Bu çay bahçesinin önünde Kumbaba Parkı vardır ve oldukça büyüktür. Burada çoğunlukla insanlar yürüyüş yapar ya da köpeklerini gezdirirler. Kumbabalıların garip köpek sevdası çok dikkatimi çekti. Hemen hemen herkesin köpeği var. Çocuktan çok köpek var desek yalan olmaz. Ayrıca buradaki köpekler, ezan okunurken sürekli ulumaktadır. Ben Allah’ı zikrettiklerini düşünüyorum. Sazlıklarda balık tutan insanlara rastlıyorsunuz. Her gün yeni yeni villalar inşa ediliyor. Burada caddelerin görünümü sizi Avrupadaymışsınız gibi hissettiriyor. Bir uçtan bakınca öbür ucu rahatlıkla görebilirsiniz. Bazen iç geçiriyorum ah bu sistemi tüm İstanbul’a yaysanız diye.
Kumbabaların çoğunluğu Manav Türkleri. Sonuç itibariyle burası Karadeniz ve mavi gözlü sarışın hat tam olarak burada başlıyor. Hazırcevap, sıcakkanlı, çabuk sinirlenip hemen sakinleşen, uyanık, meraklı ve kurnaz Karadenizlilerin mekanı burası. Bir gerçeği belirtmekte yarar var. Kumbaba’nın İstanbul ile hiçbir alakası ve bağı yok. Yani, Üsküdar – Kumbaba 61 km mesela. Bildiğimiz anlamda İstanbul, Taşdelen’de bitiyor. Ondan sonra Şile’ye kadar Kuzey Ormanları var ve buralarda küçük köyler hariç hiç medeniyet yok. O bakımdan, İstanbul’a bağlı olsa da, Şile benim gözümde Kocaeli’nin bir ilçesi olmaya daha yakın.

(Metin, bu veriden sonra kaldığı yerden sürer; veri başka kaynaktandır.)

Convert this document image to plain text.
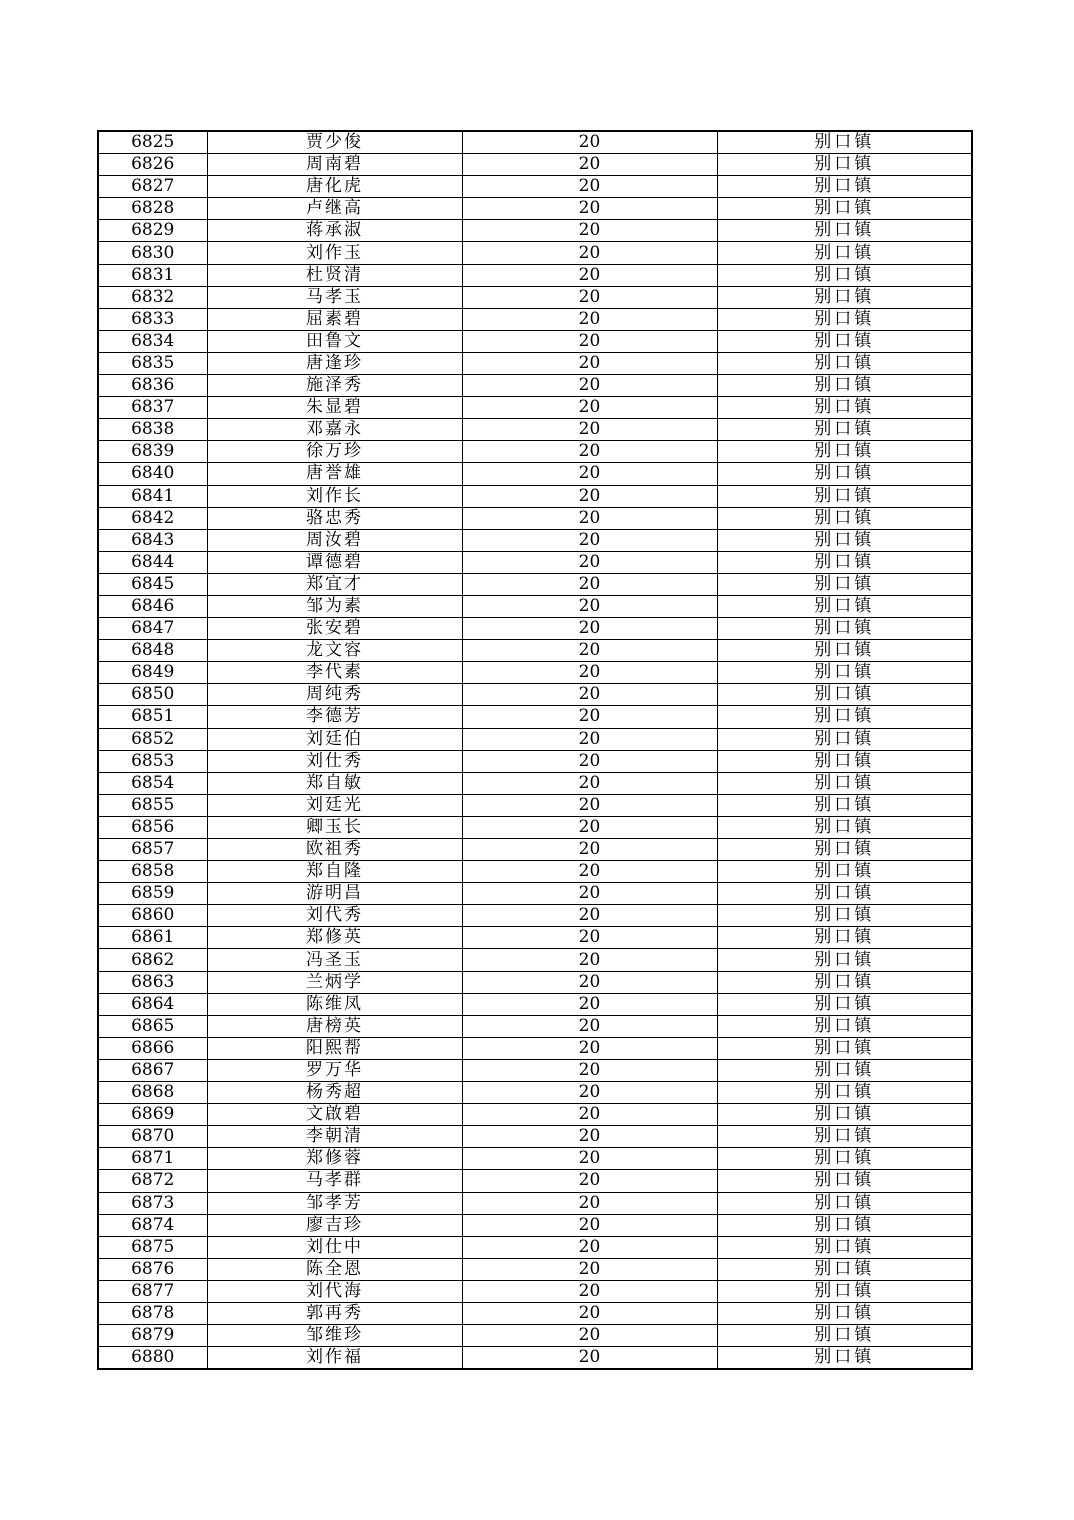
6825	贾少俊	20	别口镇
6826	周南碧	20	别口镇
6827	唐化虎	20	别口镇
6828	卢继高	20	别口镇
6829	蒋承淑	20	别口镇
6830	刘作玉	20	别口镇
6831	杜贤清	20	别口镇
6832	马孝玉	20	别口镇
6833	屈素碧	20	别口镇
6834	田鲁文	20	别口镇
6835	唐逢珍	20	别口镇
6836	施泽秀	20	别口镇
6837	朱显碧	20	别口镇
6838	邓嘉永	20	别口镇
6839	徐万珍	20	别口镇
6840	唐誉雄	20	别口镇
6841	刘作长	20	别口镇
6842	骆忠秀	20	别口镇
6843	周汝碧	20	别口镇
6844	谭德碧	20	别口镇
6845	郑宜才	20	别口镇
6846	邹为素	20	别口镇
6847	张安碧	20	别口镇
6848	龙文容	20	别口镇
6849	李代素	20	别口镇
6850	周纯秀	20	别口镇
6851	李德芳	20	别口镇
6852	刘廷伯	20	别口镇
6853	刘仕秀	20	别口镇
6854	郑自敏	20	别口镇
6855	刘廷光	20	别口镇
6856	卿玉长	20	别口镇
6857	欧祖秀	20	别口镇
6858	郑自隆	20	别口镇
6859	游明昌	20	别口镇
6860	刘代秀	20	别口镇
6861	郑修英	20	别口镇
6862	冯圣玉	20	别口镇
6863	兰炳学	20	别口镇
6864	陈维凤	20	别口镇
6865	唐榜英	20	别口镇
6866	阳熙帮	20	别口镇
6867	罗万华	20	别口镇
6868	杨秀超	20	别口镇
6869	文啟碧	20	别口镇
6870	李朝清	20	别口镇
6871	郑修蓉	20	别口镇
6872	马孝群	20	别口镇
6873	邹孝芳	20	别口镇
6874	廖吉珍	20	别口镇
6875	刘仕中	20	别口镇
6876	陈全恩	20	别口镇
6877	刘代海	20	别口镇
6878	郭再秀	20	别口镇
6879	邹维珍	20	别口镇
6880	刘作福	20	别口镇
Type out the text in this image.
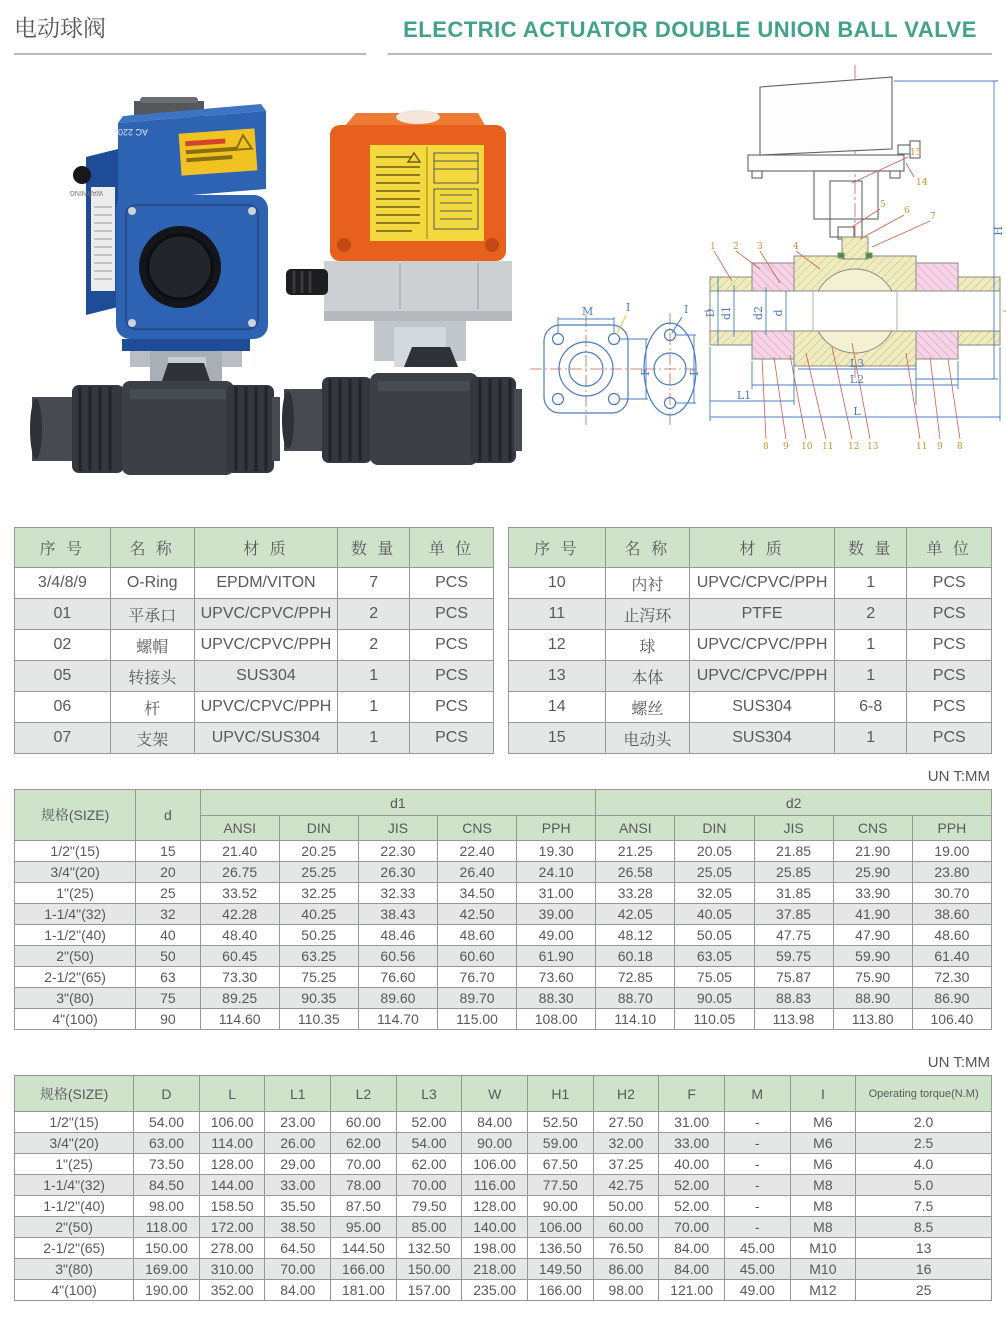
电动球阀	ELECTRIC ACTUATOR DOUBLE UNION BALL VALVE
AC 220V
WARNING
M	I
F
I
F
H
D d1 d2 d
L3
L2
L1
L
15
14
5
6
7
1 2 3	4
8 9 10 11 12 13	11 9 8
序 号	名 称	材 质	数 量	单 位
3/4/8/9	O-Ring	EPDM/VITON	7	PCS
01	平承口	UPVC/CPVC/PPH	2	PCS
02	螺帽	UPVC/CPVC/PPH	2	PCS
05	转接头	SUS304	1	PCS
06	杆	UPVC/CPVC/PPH	1	PCS
07	支架	UPVC/SUS304	1	PCS
序 号	名 称	材 质	数 量	单 位
10	内衬	UPVC/CPVC/PPH	1	PCS
11	止泻环	PTFE	2	PCS
12	球	UPVC/CPVC/PPH	1	PCS
13	本体	UPVC/CPVC/PPH	1	PCS
14	螺丝	SUS304	6-8	PCS
15	电动头	SUS304	1	PCS
UN T:MM
规格(SIZE)	d	d1					d2				
		ANSI	DIN	JIS	CNS	PPH	ANSI	DIN	JIS	CNS	PPH
1/2"(15)	15	21.40	20.25	22.30	22.40	19.30	21.25	20.05	21.85	21.90	19.00
3/4"(20)	20	26.75	25.25	26.30	26.40	24.10	26.58	25.05	25.85	25.90	23.80
1"(25)	25	33.52	32.25	32.33	34.50	31.00	33.28	32.05	31.85	33.90	30.70
1-1/4"(32)	32	42.28	40.25	38.43	42.50	39.00	42.05	40.05	37.85	41.90	38.60
1-1/2"(40)	40	48.40	50.25	48.46	48.60	49.00	48.12	50.05	47.75	47.90	48.60
2"(50)	50	60.45	63.25	60.56	60.60	61.90	60.18	63.05	59.75	59.90	61.40
2-1/2"(65)	63	73.30	75.25	76.60	76.70	73.60	72.85	75.05	75.87	75.90	72.30
3"(80)	75	89.25	90.35	89.60	89.70	88.30	88.70	90.05	88.83	88.90	86.90
4"(100)	90	114.60	110.35	114.70	115.00	108.00	114.10	110.05	113.98	113.80	106.40
UN T:MM
规格(SIZE)	D	L	L1	L2	L3	W	H1	H2	F	M	I	Operating torque(N.M)
1/2"(15)	54.00	106.00	23.00	60.00	52.00	84.00	52.50	27.50	31.00	-	M6	2.0
3/4"(20)	63.00	114.00	26.00	62.00	54.00	90.00	59.00	32.00	33.00	-	M6	2.5
1"(25)	73.50	128.00	29.00	70.00	62.00	106.00	67.50	37.25	40.00	-	M6	4.0
1-1/4"(32)	84.50	144.00	33.00	78.00	70.00	116.00	77.50	42.75	52.00	-	M8	5.0
1-1/2"(40)	98.00	158.50	35.50	87.50	79.50	128.00	90.00	50.00	52.00	-	M8	7.5
2"(50)	118.00	172.00	38.50	95.00	85.00	140.00	106.00	60.00	70.00	-	M8	8.5
2-1/2"(65)	150.00	278.00	64.50	144.50	132.50	198.00	136.50	76.50	84.00	45.00	M10	13
3"(80)	169.00	310.00	70.00	166.00	150.00	218.00	149.50	86.00	84.00	45.00	M10	16
4"(100)	190.00	352.00	84.00	181.00	157.00	235.00	166.00	98.00	121.00	49.00	M12	25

Şile’yi ziyaret ettikten sonra buradan dilerseniz Ağva’ya geçebilirsiniz. Orası da cennet gibi bir yer. Şile – Ağva arası yaklaşık 30 km.
Şile’ye nasıl gidilir?
Üsküdar’dan kalkan 139, 139A, 139 T Otobüsleri Şile’ye gidiyor. Bisikletçileri uyarayım. Üsküdar’dan kalkan beyaz otobüsler bisiklet kabul etmiyorlar. Şile’ye otobüs yolculuğu aşağı yukarı 1.5 saat sürebiliyor.